Each candidate decoding is scored:

  • Individual bytes are rewarded for being alphanumeric and penalized for being control characters or non-ASCII. (Yes, this is optimized for ASCII only. Sorry.)
  • Trigrams are rewarded in proportion to their frequency across all words in a dictionary.
  • Each letter that appears as part of a word is also highly rewarded (which weakly biases toward fewer, longer words, since adding a space drops the number of rewarded letters).

A search starts with the input base64 and keeps track of its highest-scoring capitalization seen so far. At each iteration, the search flips i.i.d. coins to decide whether to flip the case of each letter. The probability of flipping anneals down over time, but is bounded below by a positive constant. If the candidate decoding has a new high score, it replaces the previous best.

To improve convergence, the process runs a small constant number of search "heads" in parallel. At each iteration, each letter has a chance to be copied from a different head. This way, heads can pull each other out of local maxima. With only one head, the time to convergence tends to look like a bimodal distribution mostly centered around ~100ms but with a ~20% chance of failing to converge within 10s. Using 16 heads dramatically increases the probability of convergence, at some cost to expected runtime.
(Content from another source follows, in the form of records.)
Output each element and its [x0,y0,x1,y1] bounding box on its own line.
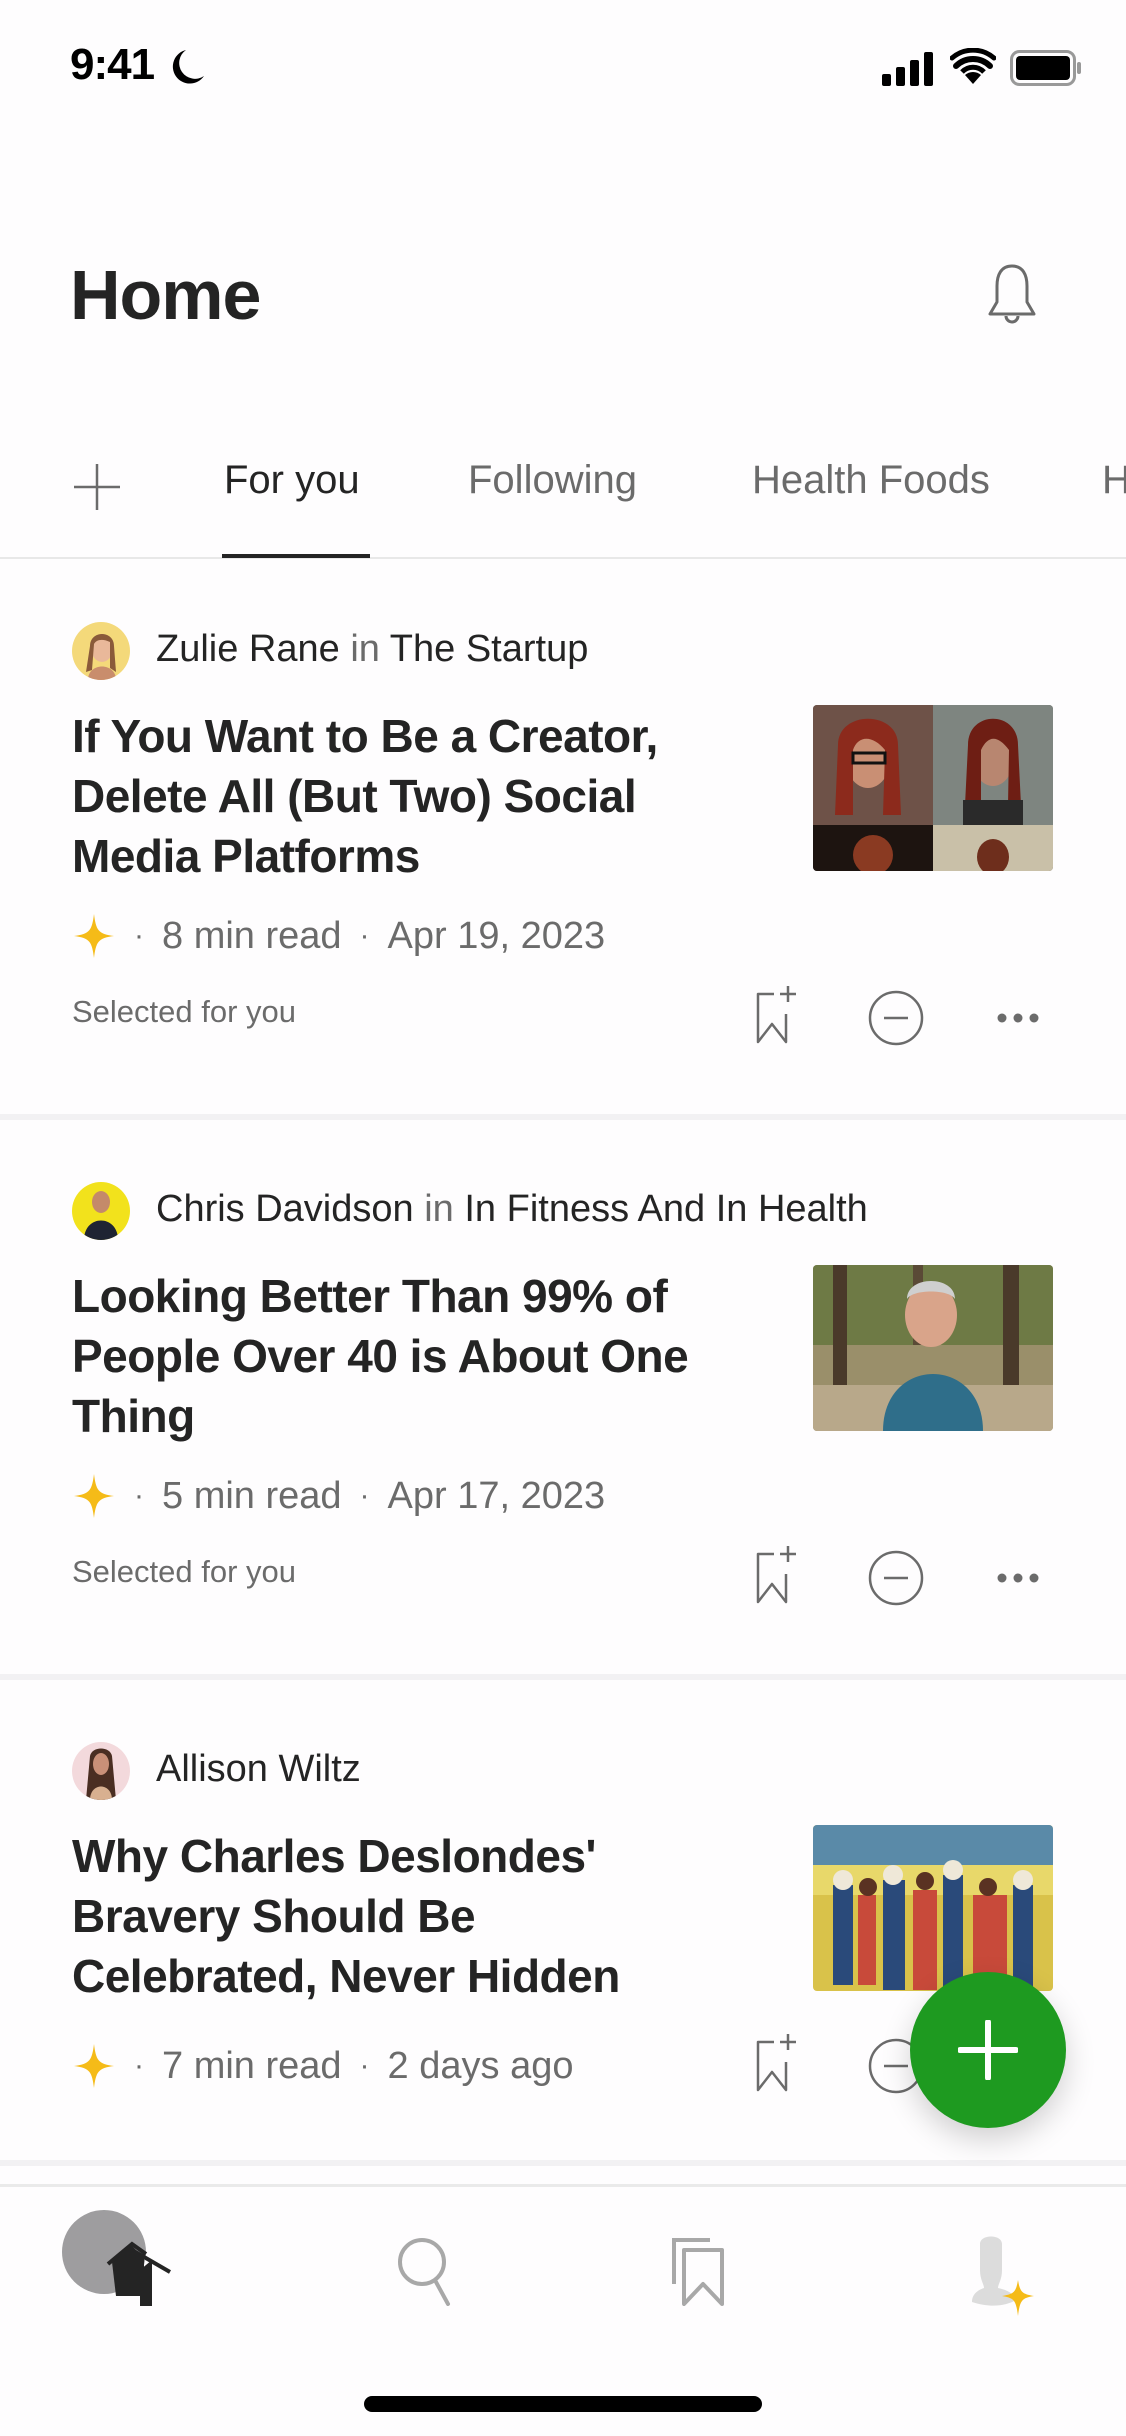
tab-overflow[interactable]: H [1102,458,1126,503]
more-options-icon[interactable] [990,1546,1046,1610]
active-tab-indicator [222,554,370,558]
meta-separator: · [134,919,144,952]
author-avatar[interactable] [72,1182,130,1240]
meta-separator: · [134,1479,144,1512]
write-story-button[interactable] [910,1972,1066,2128]
bell-icon[interactable] [984,262,1040,328]
home-icon[interactable] [60,2206,180,2306]
tab-following[interactable]: Following [468,458,637,503]
read-time: 7 min read [162,2044,342,2087]
article-thumbnail[interactable] [813,1825,1053,1991]
author-name[interactable]: Allison Wiltz [156,1748,361,1790]
article-byline: Allison Wiltz [156,1748,361,1791]
publication-name[interactable]: In Fitness And In Health [464,1188,867,1230]
article-byline: Chris Davidson in In Fitness And In Heal… [156,1188,868,1231]
page-title: Home [70,256,261,334]
publish-date: Apr 17, 2023 [387,1474,606,1517]
author-name[interactable]: Chris Davidson [156,1188,414,1230]
author-name[interactable]: Zulie Rane [156,628,340,670]
in-label: in [424,1188,454,1230]
read-time: 8 min read [162,914,342,957]
article-byline: Zulie Rane in The Startup [156,628,588,671]
publication-name[interactable]: The Startup [390,628,589,670]
more-options-icon[interactable] [990,986,1046,1050]
tabs-divider [0,557,1126,559]
selected-badge: Selected for you [72,994,297,1029]
article-thumbnail[interactable] [813,1265,1053,1431]
read-time: 5 min read [162,1474,342,1517]
article-title[interactable]: If You Want to Be a Creator, Delete All … [72,706,712,886]
bookmark-add-icon[interactable] [752,982,808,1046]
article-thumbnail[interactable] [813,705,1053,871]
add-topic-plus-icon[interactable] [72,462,122,512]
status-time: 9:41 [70,40,155,89]
search-icon[interactable] [392,2234,456,2306]
meta-separator: · [134,2049,144,2082]
show-less-icon[interactable] [868,1546,924,1610]
bookmark-add-icon[interactable] [752,2030,808,2094]
article-meta: · 5 min read · Apr 17, 2023 [72,1472,605,1520]
publish-date: 2 days ago [387,2044,574,2087]
member-star-icon [74,2044,114,2088]
moon-icon [172,50,204,84]
bookmarks-icon[interactable] [670,2236,726,2306]
publish-date: Apr 19, 2023 [387,914,606,957]
author-avatar[interactable] [72,622,130,680]
article-meta: · 8 min read · Apr 19, 2023 [72,912,605,960]
plus-icon [958,2020,1018,2080]
article-title[interactable]: Why Charles Deslondes' Bravery Should Be… [72,1826,712,2006]
meta-separator: · [359,919,370,952]
card-divider [0,2160,1126,2166]
show-less-icon[interactable] [868,986,924,1050]
member-star-icon [74,1474,114,1518]
wifi-icon [950,48,996,84]
in-label: in [350,628,380,670]
tab-for-you[interactable]: For you [224,458,360,503]
bottom-nav-divider [0,2184,1126,2187]
meta-separator: · [359,2049,370,2082]
author-avatar[interactable] [72,1742,130,1800]
article-meta: · 7 min read · 2 days ago [72,2042,573,2090]
home-indicator [364,2396,762,2412]
profile-icon[interactable] [950,2236,1050,2320]
selected-badge: Selected for you [72,1554,297,1589]
battery-icon [1010,50,1081,86]
tab-health-foods[interactable]: Health Foods [752,458,990,503]
bookmark-add-icon[interactable] [752,1542,808,1606]
member-star-icon [74,914,114,958]
cellular-signal-icon [882,52,933,86]
meta-separator: · [359,1479,370,1512]
article-title[interactable]: Looking Better Than 99% of People Over 4… [72,1266,712,1446]
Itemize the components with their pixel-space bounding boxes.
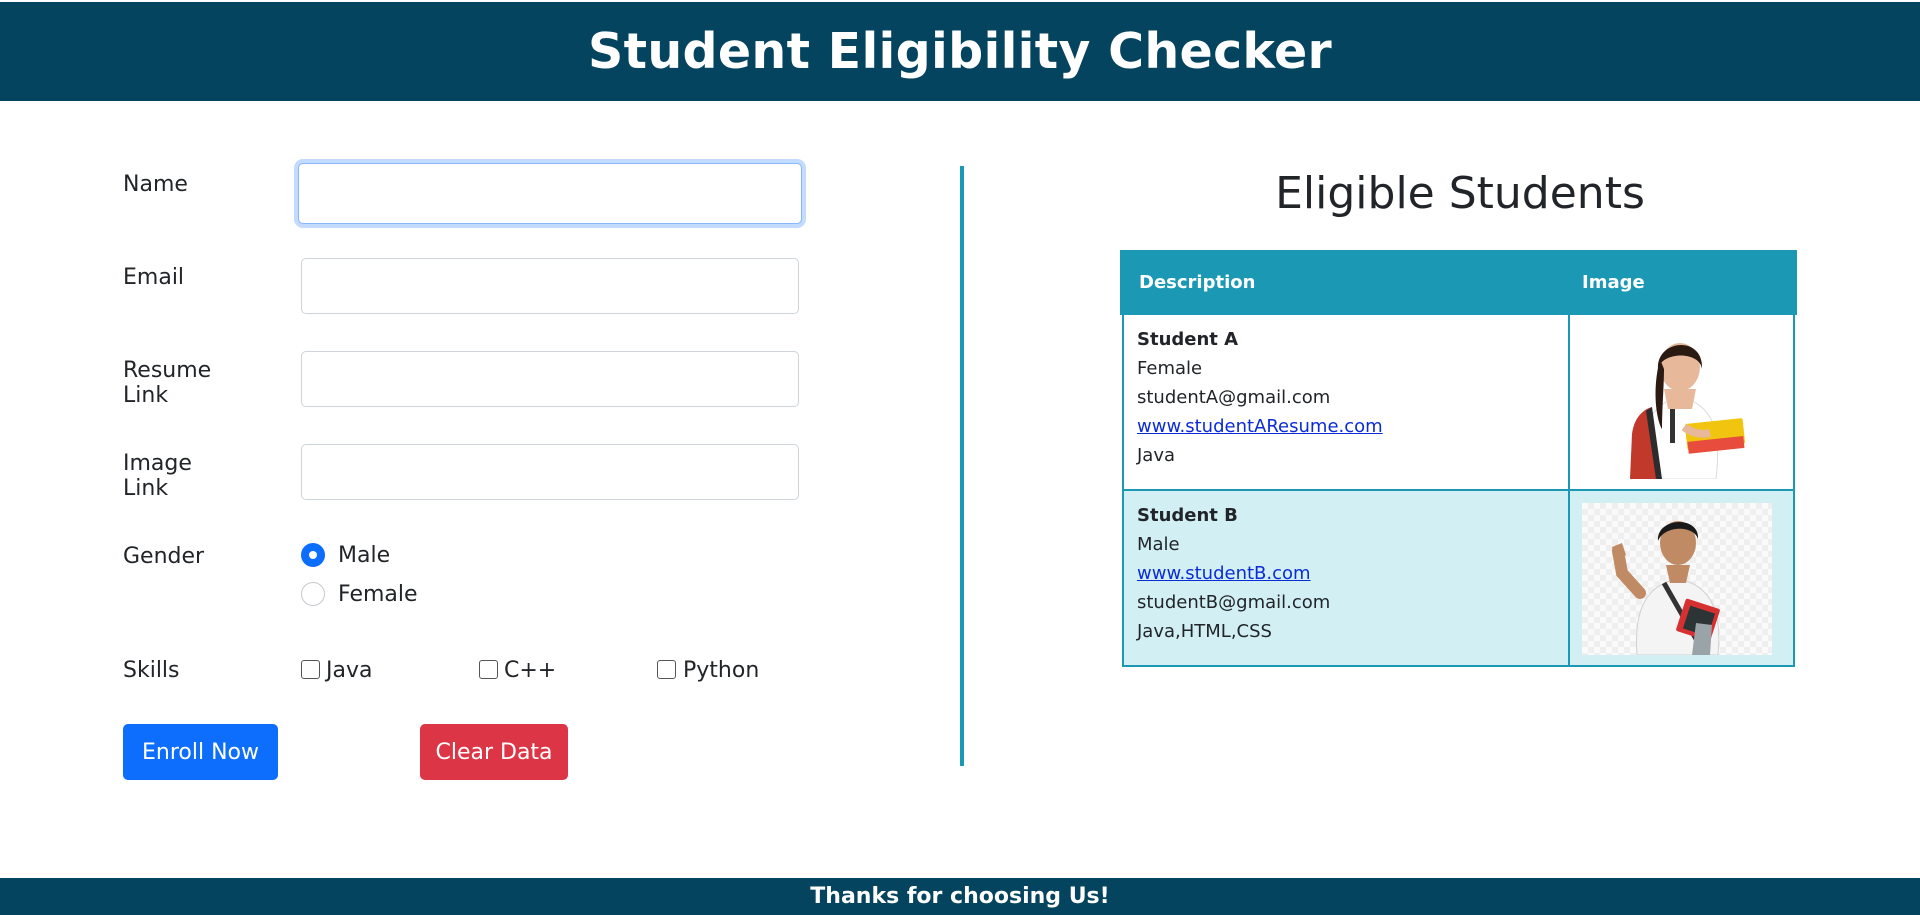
- skill-java-label[interactable]: Java: [326, 658, 372, 683]
- skill-java-checkbox[interactable]: [301, 660, 320, 679]
- description-cell: Student A Female studentA@gmail.com www.…: [1124, 315, 1570, 489]
- gender-male-label[interactable]: Male: [338, 543, 390, 568]
- skill-cpp-label[interactable]: C++: [504, 658, 556, 683]
- table-row: Student A Female studentA@gmail.com www.…: [1122, 315, 1795, 491]
- name-input[interactable]: [298, 163, 802, 224]
- student-gender: Female: [1137, 358, 1203, 379]
- student-b-photo: [1582, 503, 1772, 656]
- table-row: Student B Male www.studentB.com studentB…: [1122, 491, 1795, 667]
- enroll-now-button[interactable]: Enroll Now: [123, 724, 278, 780]
- skills-label: Skills: [123, 658, 180, 683]
- student-email: studentB@gmail.com: [1137, 592, 1331, 613]
- email-input[interactable]: [301, 258, 799, 314]
- image-link-input[interactable]: [301, 444, 799, 500]
- student-name: Student A: [1137, 329, 1239, 350]
- name-label: Name: [123, 172, 188, 197]
- image-link-label: Image Link: [123, 451, 192, 501]
- student-name: Student B: [1137, 505, 1238, 526]
- skill-python-label[interactable]: Python: [683, 658, 759, 683]
- student-a-photo: [1630, 343, 1746, 479]
- student-resume-link[interactable]: www.studentAResume.com: [1137, 416, 1383, 437]
- eligible-students-title: Eligible Students: [1275, 168, 1645, 219]
- student-resume-link[interactable]: www.studentB.com: [1137, 563, 1311, 584]
- email-label: Email: [123, 265, 185, 290]
- column-description-header: Description: [1139, 272, 1256, 293]
- resume-link-input[interactable]: [301, 351, 799, 407]
- gender-female-label[interactable]: Female: [338, 582, 418, 607]
- image-cell: [1570, 315, 1795, 489]
- student-email: studentA@gmail.com: [1137, 387, 1331, 408]
- image-cell: [1570, 491, 1795, 665]
- student-skills: Java: [1137, 445, 1176, 466]
- page-title: Student Eligibility Checker: [588, 23, 1332, 80]
- table-header: Description Image: [1120, 250, 1797, 315]
- column-image-header: Image: [1582, 272, 1645, 293]
- student-skills: Java,HTML,CSS: [1137, 621, 1272, 642]
- gender-female-radio[interactable]: [301, 582, 325, 606]
- student-gender: Male: [1137, 534, 1180, 555]
- skill-cpp-checkbox[interactable]: [479, 660, 498, 679]
- gender-label: Gender: [123, 544, 205, 569]
- description-cell: Student B Male www.studentB.com studentB…: [1124, 491, 1570, 665]
- vertical-divider: [960, 166, 964, 766]
- resume-link-label: Resume Link: [123, 358, 212, 408]
- skill-python-checkbox[interactable]: [657, 660, 676, 679]
- page-header: Student Eligibility Checker: [0, 2, 1920, 101]
- clear-data-button[interactable]: Clear Data: [420, 724, 568, 780]
- gender-male-radio[interactable]: [301, 543, 325, 567]
- page-footer: Thanks for choosing Us!: [0, 878, 1920, 915]
- eligible-students-table: Description Image Student A Female stude…: [1120, 250, 1797, 667]
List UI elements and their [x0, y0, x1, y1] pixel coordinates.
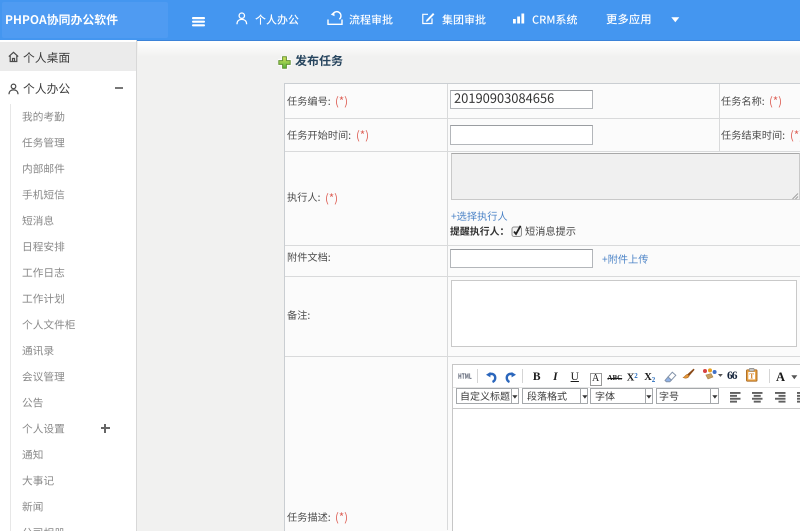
svg-text:T: T [749, 373, 754, 381]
The implementation doesn't have any fancy tricks to incrementally update the base64 decodings or scores, or anything like that. We just rely on the core primitives being fast.

Alternatives considered

You could try searching for your base64 string on the internet using a case-insensitive search engine. If it's been seen before, you might get the answer that way. However, depending on the latency of your search engine and your internet connection, this search may well take longer than the ~100ms required by this tool. :-)

Why?

My friend was amazed that I could decode a string like this, and called it "wizardry" (hence, capswiz). I really decoded it just by cheating: the lowercase version of the base64 was basically the key in a K-V database whose values included the properly cased version, so I just looked it up. But I thought that it would be fun to rig up for real.

And, why not?